Başta Orta Doğu olmak üzere tüm dünyada görülen yaygın adaletsizlik ve vicdansızlık, iç karartıcı bir tablo çiziyor. Bir yandan bizi insanlığımızın utanç verici yönleriyle yüzleşmeye zorluyor, uygarlığın 21. yüzyılda önsezili bir karanlığa yenik düşmeye tehlikeli bir şekilde yakın göründüğü acı bir gerçeği açığa çıkarıyor. Eş zamanlı olarak, mevcut durum söylemi boğuyor, bizi “nefes alamayacak” ve dikkat gerektiren sayısız küresel ve bölgesel meseleyi çözemez hale getiriyor.
Bu kritik dönemeçte, giderek büyüyen iklim krizi tehdidi, küresel gıda ve enerji tedarikindeki zorluklar, dünya çapındaki yoksullukla mücadele, 117 milyondan fazla mültecinin durumu ve 37 milyon mültecinin durumu gibi acil küresel meseleleri ele alamayacak durumdayız. Düzensiz göçmenler dünya çapında yerinden edildi. Küresel yoksulluğun azaltılmasına, Birleşmiş Milletler’in 17 sürdürülebilir kalkınma hedefine (SKH) ve zorunlu yeşil enerji dönüşümüne öncelik verme acil ihtiyacına rağmen, tırmanan küresel iklim krizinin körüklediği endişe verici doğal felaketlerden kaynaklanan ezici insanlık trajedileri dikkatimizi başka yöne çekiyor. Geçtiğimiz yüzyılın en önemli insan kayıplarına işaret ediyor.
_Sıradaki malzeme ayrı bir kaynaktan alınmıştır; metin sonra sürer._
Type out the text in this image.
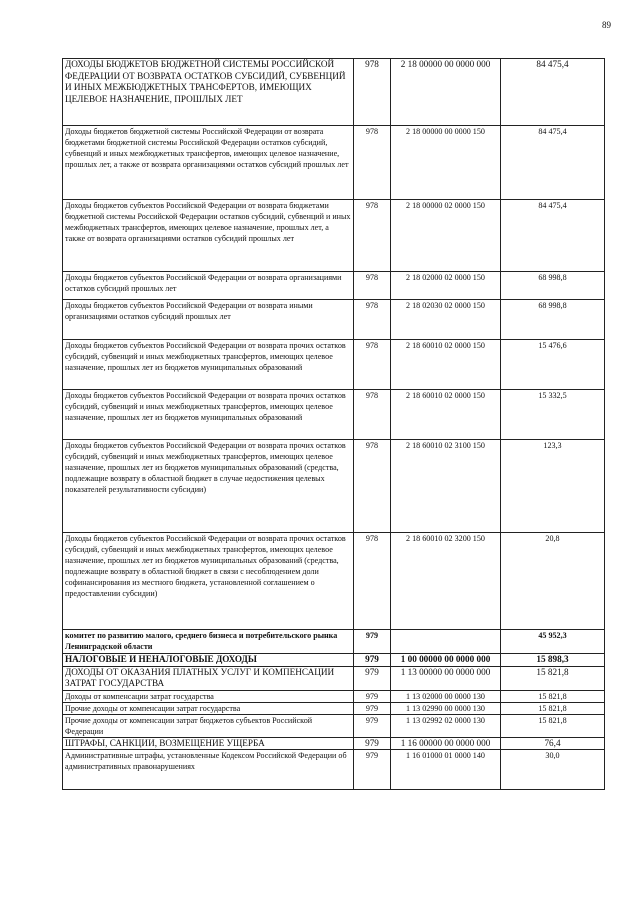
89
ДОХОДЫ БЮДЖЕТОВ БЮДЖЕТНОЙ СИСТЕМЫ РОССИЙСКОЙ ФЕДЕРАЦИИ ОТ ВОЗВРАТА ОСТАТКОВ СУБСИДИЙ, СУБВЕНЦИЙ И ИНЫХ МЕЖБЮДЖЕТНЫХ ТРАНСФЕРТОВ, ИМЕЮЩИХ ЦЕЛЕВОЕ НАЗНАЧЕНИЕ, ПРОШЛЫХ ЛЕТ	978	2 18 00000 00 0000 000	84 475,4
Доходы бюджетов бюджетной системы Российской Федерации от возврата бюджетами бюджетной системы Российской Федерации остатков субсидий, субвенций и иных межбюджетных трансфертов, имеющих целевое назначение, прошлых лет, а также от возврата организациями остатков субсидий прошлых лет	978	2 18 00000 00 0000 150	84 475,4
Доходы бюджетов субъектов Российской Федерации от возврата бюджетами бюджетной системы Российской Федерации остатков субсидий, субвенций и иных межбюджетных трансфертов, имеющих целевое назначение, прошлых лет, а также от возврата организациями остатков субсидий прошлых лет	978	2 18 00000 02 0000 150	84 475,4
Доходы бюджетов субъектов Российской Федерации от возврата организациями остатков субсидий прошлых лет	978	2 18 02000 02 0000 150	68 998,8
Доходы бюджетов субъектов Российской Федерации от возврата иными организациями остатков субсидий прошлых лет	978	2 18 02030 02 0000 150	68 998,8
Доходы бюджетов субъектов Российской Федерации от возврата прочих остатков субсидий, субвенций и иных межбюджетных трансфертов, имеющих целевое назначение, прошлых лет из бюджетов муниципальных образований	978	2 18 60010 02 0000 150	15 476,6
Доходы бюджетов субъектов Российской Федерации от возврата прочих остатков субсидий, субвенций и иных межбюджетных трансфертов, имеющих целевое назначение, прошлых лет из бюджетов муниципальных образований	978	2 18 60010 02 0000 150	15 332,5
Доходы бюджетов субъектов Российской Федерации от возврата прочих остатков субсидий, субвенций и иных межбюджетных трансфертов, имеющих целевое назначение, прошлых лет из бюджетов муниципальных образований (средства, подлежащие возврату в областной бюджет в случае недостижения целевых показателей результативности субсидии)	978	2 18 60010 02 3100 150	123,3
Доходы бюджетов субъектов Российской Федерации от возврата прочих остатков субсидий, субвенций и иных межбюджетных трансфертов, имеющих целевое назначение, прошлых лет из бюджетов муниципальных образований (средства, подлежащие возврату в областной бюджет в связи с несоблюдением доли софинансирования из местного бюджета, установленной соглашением о предоставлении субсидии)	978	2 18 60010 02 3200 150	20,8
комитет по развитию малого, среднего бизнеса и потребительского рынка Ленинградской области	979		45 952,3
НАЛОГОВЫЕ И НЕНАЛОГОВЫЕ ДОХОДЫ	979	1 00 00000 00 0000 000	15 898,3
ДОХОДЫ ОТ ОКАЗАНИЯ ПЛАТНЫХ УСЛУГ И КОМПЕНСАЦИИ ЗАТРАТ ГОСУДАРСТВА	979	1 13 00000 00 0000 000	15 821,8
Доходы от компенсации затрат государства	979	1 13 02000 00 0000 130	15 821,8
Прочие доходы от компенсации затрат государства	979	1 13 02990 00 0000 130	15 821,8
Прочие доходы от компенсации затрат бюджетов субъектов Российской Федерации	979	1 13 02992 02 0000 130	15 821,8
ШТРАФЫ, САНКЦИИ, ВОЗМЕЩЕНИЕ УЩЕРБА	979	1 16 00000 00 0000 000	76,4
Административные штрафы, установленные Кодексом Российской Федерации об административных правонарушениях	979	1 16 01000 01 0000 140	30,0
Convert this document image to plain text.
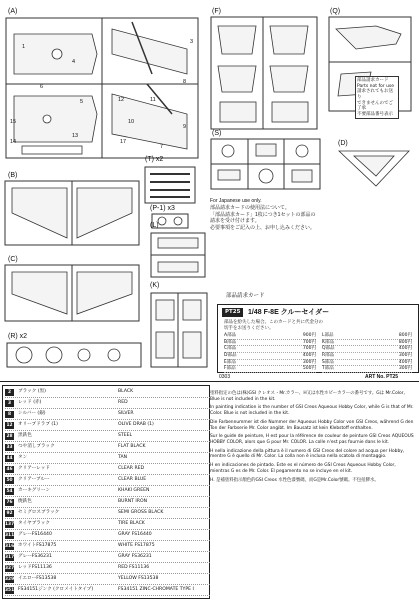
(A)
1
4
6
5
15
14
12
10
11
13
17
8
9
7
3
(F)	(Q)
部品請求カード
Parts not for use
請求されてもお送り
できませんのでご了承
不要部品番号表示
(S)
(D)
(B)
(T) x2
(P-1) x3
For Japanese use only.
部品請求カードの使用法について。
「部品請求カード」1枚につき1セットの部品の
請求を受け付けます。
必要事項をご記入の上、お申し込みください。
(C)
(L)
(R) x2
(K)
部品請求カード
PT25	1/48 F-8E クルーセイダー
部品を紛失した場合、このカードと共に代金分の
切手をお送りください。
A部品	900円
B部品	700円
C部品	700円
D部品	400円
E部品	300円
F部品	500円
L部品	800円
K部品	800円
Q部品	400円
R部品	300円
S部品	400円
T部品	300円
0303	ART No. PT25
2	ブラック (黒)	BLACK
3	レッド (赤)	RED
8	シルバー (銀)	SILVER
12	オリーブドラブ (1)	OLIVE DRAB (1)
28	黒鉄色	STEEL
33	つや消しブラック	FLAT BLACK
44	タン	TAN
46	クリアーレッド	CLEAR RED
50	クリアーブルー	CLEAR BLUE
54	カーキグリーン	KHAKI GREEN
76	焼鉄色	BURNT IRON
92	セミグロスブラック	SEMI GROSS BLACK
137 タイヤブラック	TIRE BLACK
311 グレーFS16440	GRAY FS16440
316 ホワイトFS17875	WHITE FS17875
317 グレーFS36231	GRAY FS36231
327 レッドFS11136	RED FS11136
329 イエローFS13538	YELLOW FS13538
351 FS34151ジンク (クロメイトタイプ)	FS34151 ZINC-CHROMATE TYPE I

塗料指定の色は(株)GSI クレオス・Mr.カラー、H又は水性ホビーカラーの番号です。Gは Mr.Color, Blue is not included in the kit.

In painting indication is the number of GSI Creos Aqueous Hobby Color, while G is that of Mr. Color. Blue is not included in the kit.

Die Farbennummer ist die Nummer der Aqueous Hobby Color von GSI Creos, während G den Ton der Farbserie Mr. Color angibt. Im Bausatz ist kein Klebstoff enthalten.

Sur le guide de peinture, H est pour la référence de couleur de peinture GSI Creos AQUEOUS HOBBY COLOR, alors que G pour Mr. COLOR. La colle n'est pas fournie dans le kit.

H nella indicazione della pittura è il numero di GSI Creos del colore ad acqua per Hobby, mentre G è quello di Mr. Color. La colla non è inclusa nella scatola di montaggio.

H en indicaciones de pintado. Este es el número de GSI Creos Aqueous Hobby Color, mientras G es de Mr. Color. El pegamento no se incluye en el kit.

H. 是補塗料指示顏色的GSI Creos 水性色漆號碼，而G是Mr.Color號碼。不包括膠水。
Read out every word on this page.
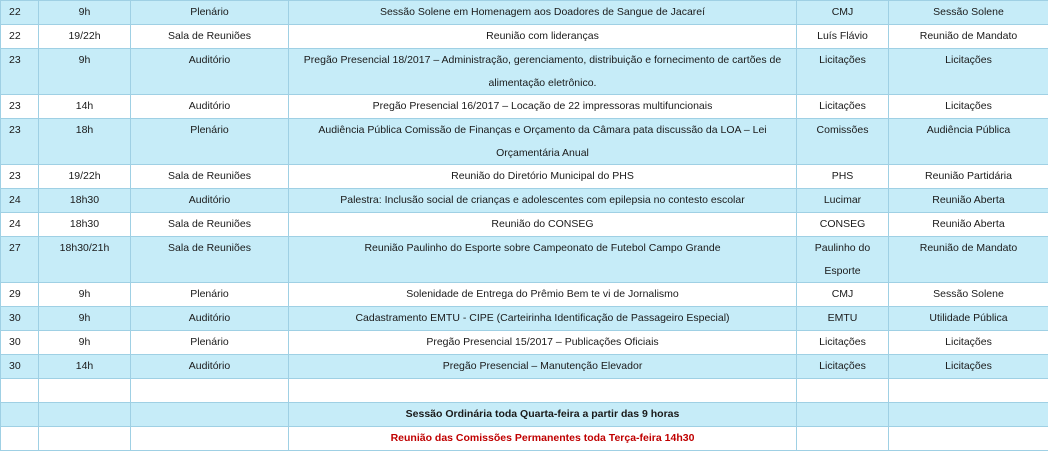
22	9h	Plenário	Sessão Solene em Homenagem aos Doadores de Sangue de Jacareí	CMJ	Sessão Solene
22	19/22h	Sala de Reuniões	Reunião com lideranças	Luís Flávio	Reunião de Mandato
23	9h	Auditório	Pregão Presencial 18/2017 – Administração, gerenciamento, distribuição e fornecimento de cartões de alimentação eletrônico.	Licitações	Licitações
23	14h	Auditório	Pregão Presencial 16/2017 – Locação de 22 impressoras multifuncionais	Licitações	Licitações
23	18h	Plenário	Audiência Pública Comissão de Finanças e Orçamento da Câmara pata discussão da LOA – Lei Orçamentária Anual	Comissões	Audiência Pública
23	19/22h	Sala de Reuniões	Reunião do Diretório Municipal do PHS	PHS	Reunião Partidária
24	18h30	Auditório	Palestra: Inclusão social de crianças e adolescentes com epilepsia no contesto escolar	Lucimar	Reunião Aberta
24	18h30	Sala de Reuniões	Reunião do CONSEG	CONSEG	Reunião Aberta
27	18h30/21h	Sala de Reuniões	Reunião Paulinho do Esporte sobre Campeonato de Futebol Campo Grande	Paulinho do Esporte	Reunião de Mandato
29	9h	Plenário	Solenidade de Entrega do Prêmio Bem te vi de Jornalismo	CMJ	Sessão Solene
30	9h	Auditório	Cadastramento EMTU - CIPE (Carteirinha Identificação de Passageiro Especial)	EMTU	Utilidade Pública
30	9h	Plenário	Pregão Presencial 15/2017 – Publicações Oficiais	Licitações	Licitações
30	14h	Auditório	Pregão Presencial – Manutenção Elevador	Licitações	Licitações

			Sessão Ordinária toda Quarta-feira a partir das 9 horas		
			Reunião das Comissões Permanentes toda Terça-feira 14h30		
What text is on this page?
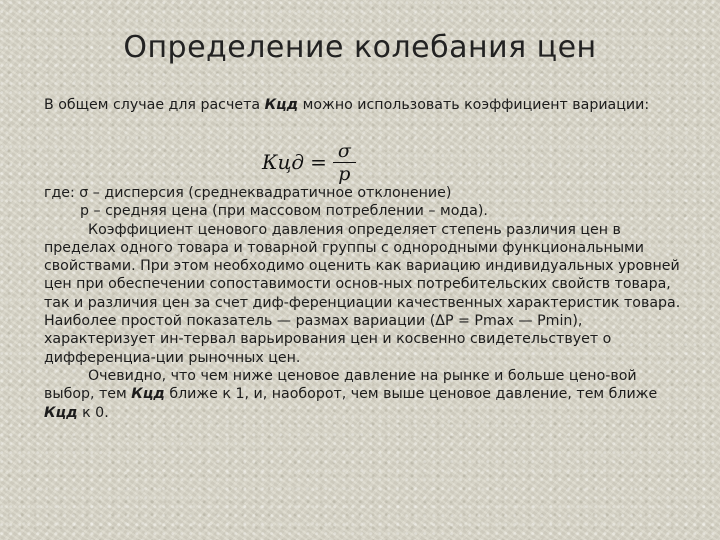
Определение колебания цен
В общем случае для расчета Кцд можно использовать коэффициент вариации:
Кцд = $\frac{\sigma}{p}$

где: σ – дисперсия (среднеквадратичное отклонение)

p – средняя цена (при массовом потреблении – мода).

Коэффициент ценового давления определяет степень различия цен в пределах одного товара и товарной группы с однородными функциональными свойствами. При этом необходимо оценить как вариацию индивидуальных уровней цен при обеспечении сопоставимости основ-ных потребительских свойств товара, так и различия цен за счет диф-ференциации качественных характеристик товара. Наиболее простой показатель — размах вариации (ΔP = Pmax — Pmin), характеризует ин-тервал варьирования цен и косвенно свидетельствует о дифференциа-ции рыночных цен.

Очевидно, что чем ниже ценовое давление на рынке и больше цено-вой выбор, тем Кцд ближе к 1, и, наоборот, чем выше ценовое давление, тем ближе Кцд к 0.
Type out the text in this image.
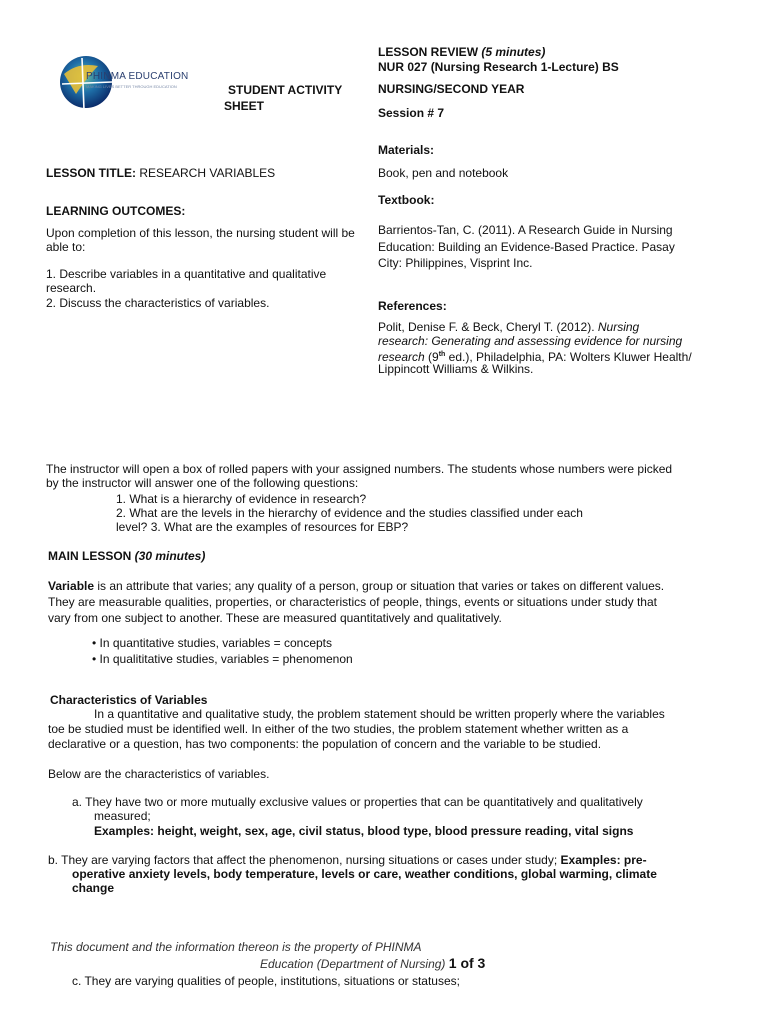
PHINMA EDUCATION
MAKING LIVES BETTER THROUGH EDUCATION	STUDENT ACTIVITY
SHEET
LESSON REVIEW (5 minutes)
NUR 027 (Nursing Research 1-Lecture) BS
NURSING/SECOND YEAR
Session # 7
Materials:
Book, pen and notebook
Textbook:
Barrientos-Tan, C. (2011). A Research Guide in Nursing
Education: Building an Evidence-Based Practice. Pasay
City: Philippines, Visprint Inc.
References:
Polit, Denise F. & Beck, Cheryl T. (2012). Nursing
research: Generating and assessing evidence for nursing
research (9th ed.), Philadelphia, PA: Wolters Kluwer Health/
Lippincott Williams & Wilkins.
LESSON TITLE: RESEARCH VARIABLES
LEARNING OUTCOMES:
Upon completion of this lesson, the nursing student will be
able to:
1. Describe variables in a quantitative and qualitative
research.
2. Discuss the characteristics of variables.
The instructor will open a box of rolled papers with your assigned numbers. The students whose numbers were picked
by the instructor will answer one of the following questions:
1. What is a hierarchy of evidence in research?
2. What are the levels in the hierarchy of evidence and the studies classified under each
level? 3. What are the examples of resources for EBP?
MAIN LESSON (30 minutes)
Variable is an attribute that varies; any quality of a person, group or situation that varies or takes on different values.
They are measurable qualities, properties, or characteristics of people, things, events or situations under study that
vary from one subject to another. These are measured quantitatively and qualitatively.
• In quantitative studies, variables = concepts
• In qualititative studies, variables = phenomenon
Characteristics of Variables
In a quantitative and qualitative study, the problem statement should be written properly where the variables
toe be studied must be identified well. In either of the two studies, the problem statement whether written as a
declarative or a question, has two components: the population of concern and the variable to be studied.
Below are the characteristics of variables.
a. They have two or more mutually exclusive values or properties that can be quantitatively and qualitatively
measured;
Examples: height, weight, sex, age, civil status, blood type, blood pressure reading, vital signs
b. They are varying factors that affect the phenomenon, nursing situations or cases under study; Examples: pre-
operative anxiety levels, body temperature, levels or care, weather conditions, global warming, climate
change
This document and the information thereon is the property of PHINMA
Education (Department of Nursing) 1 of 3
c. They are varying qualities of people, institutions, situations or statuses;
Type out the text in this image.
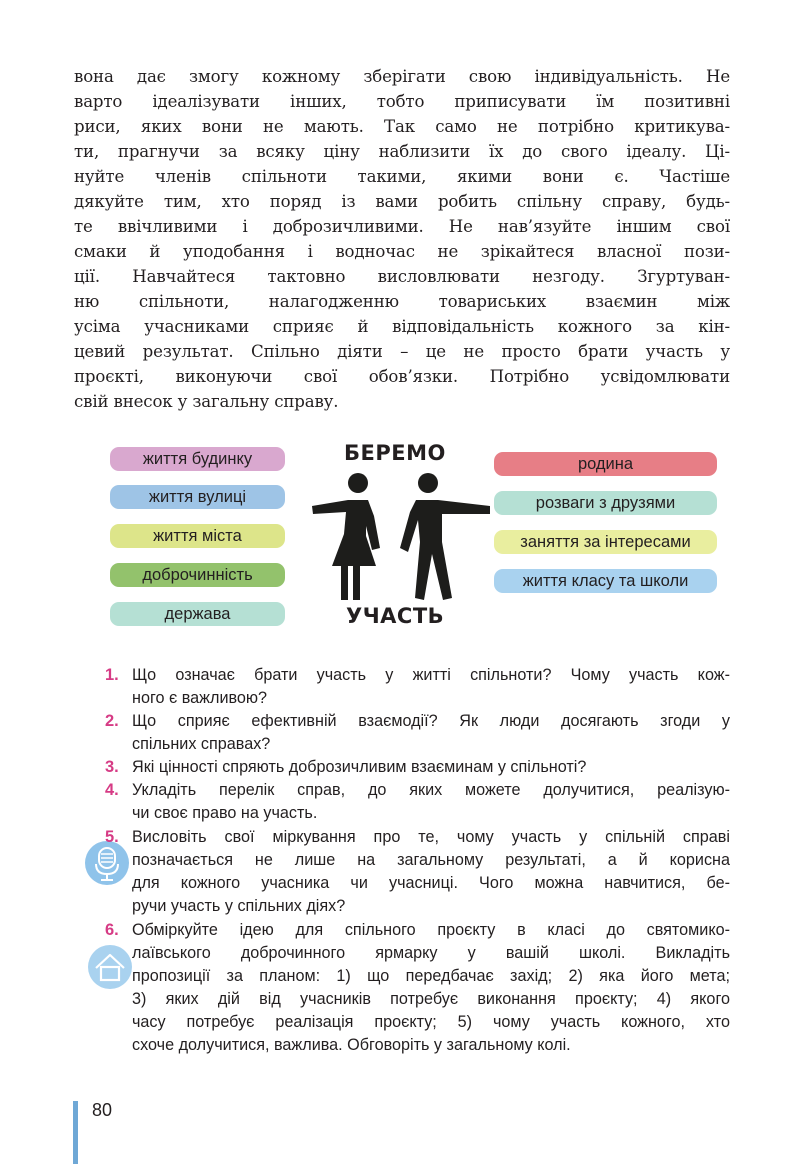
вона дає змогу кожному зберігати свою індивідуальність. Не
варто ідеалізувати інших, тобто приписувати їм позитивні
риси, яких вони не мають. Так само не потрібно критикува-
ти, прагнучи за всяку ціну наблизити їх до свого ідеалу. Ці-
нуйте членів спільноти такими, якими вони є. Частіше
дякуйте тим, хто поряд із вами робить спільну справу, будь-
те ввічливими і доброзичливими. Не нав’язуйте іншим свої
смаки й уподобання і водночас не зрікайтеся власної пози-
ції. Навчайтеся тактовно висловлювати незгоду. Згуртуван-
ню спільноти, налагодженню товариських взаємин між
усіма учасниками сприяє й відповідальність кожного за кін-
цевий результат. Спільно діяти – це не просто брати участь у
проєкті, виконуючи свої обов’язки. Потрібно усвідомлювати
свій внесок у загальну справу.
БЕРЕМО
УЧАСТЬ
життя будинку
життя вулиці
життя міста
доброчинність
держава
родина
розваги з друзями
заняття за інтересами
життя класу та школи
1. Що означає брати участь у житті спільноти? Чому участь кож-
ного є важливою?
2. Що сприяє ефективній взаємодії? Як люди досягають згоди у
спільних справах?
3. Які цінності спряють доброзичливим взаєминам у спільноті?
4. Укладіть перелік справ, до яких можете долучитися, реалізую-
чи своє право на участь.
5. Висловіть свої міркування про те, чому участь у спільній справі
позначається не лише на загальному результаті, а й корисна
для кожного учасника чи учасниці. Чого можна навчитися, бе-
ручи участь у спільних діях?
6. Обміркуйте ідею для спільного проєкту в класі до святомико-
лаївського доброчинного ярмарку у вашій школі. Викладіть
пропозиції за планом: 1) що передбачає захід; 2) яка його мета;
3) яких дій від учасників потребує виконання проєкту; 4) якого
часу потребує реалізація проєкту; 5) чому участь кожного, хто
схоче долучитися, важлива. Обговоріть у загальному колі.
80
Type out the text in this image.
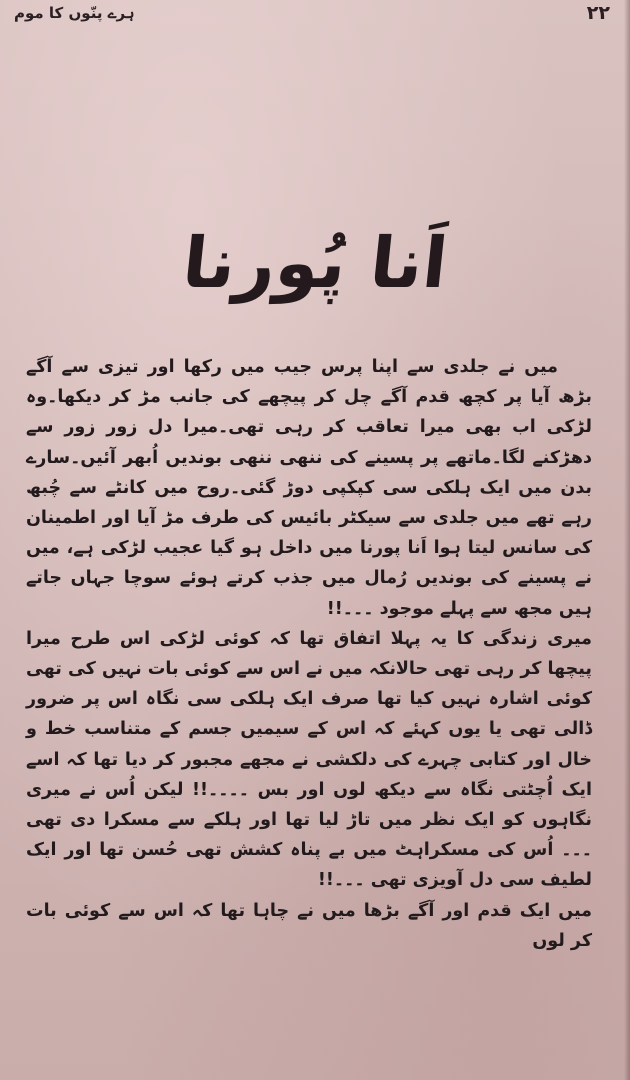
ہرے پنّوں کا موم	٢٢
اَنا پُورنا

میں نے جلدی سے اپنا پرس جیب میں رکھا اور تیزی سے آگے بڑھ آیا پر کچھ قدم آگے چل کر پیچھے کی جانب مڑ کر دیکھا۔وہ لڑکی اب بھی میرا تعاقب کر رہی تھی۔میرا دل زور زور سے دھڑکنے لگا۔ماتھے پر پسینے کی ننھی ننھی بوندیں اُبھر آئیں۔سارے بدن میں ایک ہلکی سی کپکپی دوڑ گئی۔روح میں کانٹے سے چُبھ رہے تھے میں جلدی سے سیکٹر بائیس کی طرف مڑ آیا اور اطمینان کی سانس لیتا ہوا اَنا پورنا میں داخل ہو گیا عجیب لڑکی ہے، میں نے پسینے کی بوندیں رُمال میں جذب کرتے ہوئے سوچا جہاں جاتے ہیں مجھ سے پہلے موجود ۔۔۔!!

میری زندگی کا یہ پہلا اتفاق تھا کہ کوئی لڑکی اس طرح میرا پیچھا کر رہی تھی حالانکہ میں نے اس سے کوئی بات نہیں کی تھی کوئی اشارہ نہیں کیا تھا صرف ایک ہلکی سی نگاہ اس پر ضرور ڈالی تھی یا یوں کہئے کہ اس کے سیمیں جسم کے متناسب خط و خال اور کتابی چہرے کی دلکشی نے مجھے مجبور کر دیا تھا کہ اسے ایک اُچٹتی نگاہ سے دیکھ لوں اور بس ۔۔۔۔!! لیکن اُس نے میری نگاہوں کو ایک نظر میں تاڑ لیا تھا اور ہلکے سے مسکرا دی تھی ۔۔۔ اُس کی مسکراہٹ میں بے پناہ کشش تھی حُسن تھا اور ایک لطیف سی دل آویزی تھی ۔۔۔!!

میں ایک قدم اور آگے بڑھا میں نے چاہا تھا کہ اس سے کوئی بات کر لوں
Dünyanın önde gelen bazı ülkeleri, küresel ekonomik-siyasi sistemin kaçınılmaz dönüşümü için kendi önceliklerine o kadar odaklanmış ve sırf bu öncelikler yüzünden küresel vicdanı tamamen yok sayan kör bir kaçış içindeler ki, bu kör iddia, bu ortam. “İkinci Soğuk Savaş” olarak tanımlanabilecek olan savaş, aynı zamanda çok taraflı küresel sisteme ve onu temsil eden uluslararası örgütlere duyulan saygıyı da yok ediyor. Uluslararası örgütleri tek taraflı olarak siyasallaştırmaya çalışan bazı ülkelerin, küresel adaleti sağlamaya odaklanan uluslararası örgütlerin tarafsızlığına ve görevlerine verdiği ağır zarar, küresel tehditlerle mücadeleyi de tehlikeye atıyor.
Afrika’nın dönüşümü
Bu karmaşık senaryonun ortasında şu soru ortaya çıkıyor: Yükselen küresel iklim krizine somut katkısı göz önüne alındığında, bazı önde gelen G-20 ülkelerinin Afrika’nın enerji dönüşümüne öncelik vermesi nasıl samimiyetsiz olarak görülebilir? 1750-2020 dönemi için tarihsel karbon emisyon sorumluluğu %12,5 olan Çin, mevcut payının iki katından fazla olduğunu gördü. Şu anda %13,5’ten sorumlu olan ABD, 1750’deki sanayi devriminden bu yana karbon emisyonunun dörtte birini oluşturuyor. Karşılaştırıldığında, Hindistan’ın sorumluluğu %7,5, Avrupa Birliği’nin toplu olarak %17’si, Japonya’nın %2,9’u var. Afrika kıtasının katkısı sadece %4’tür.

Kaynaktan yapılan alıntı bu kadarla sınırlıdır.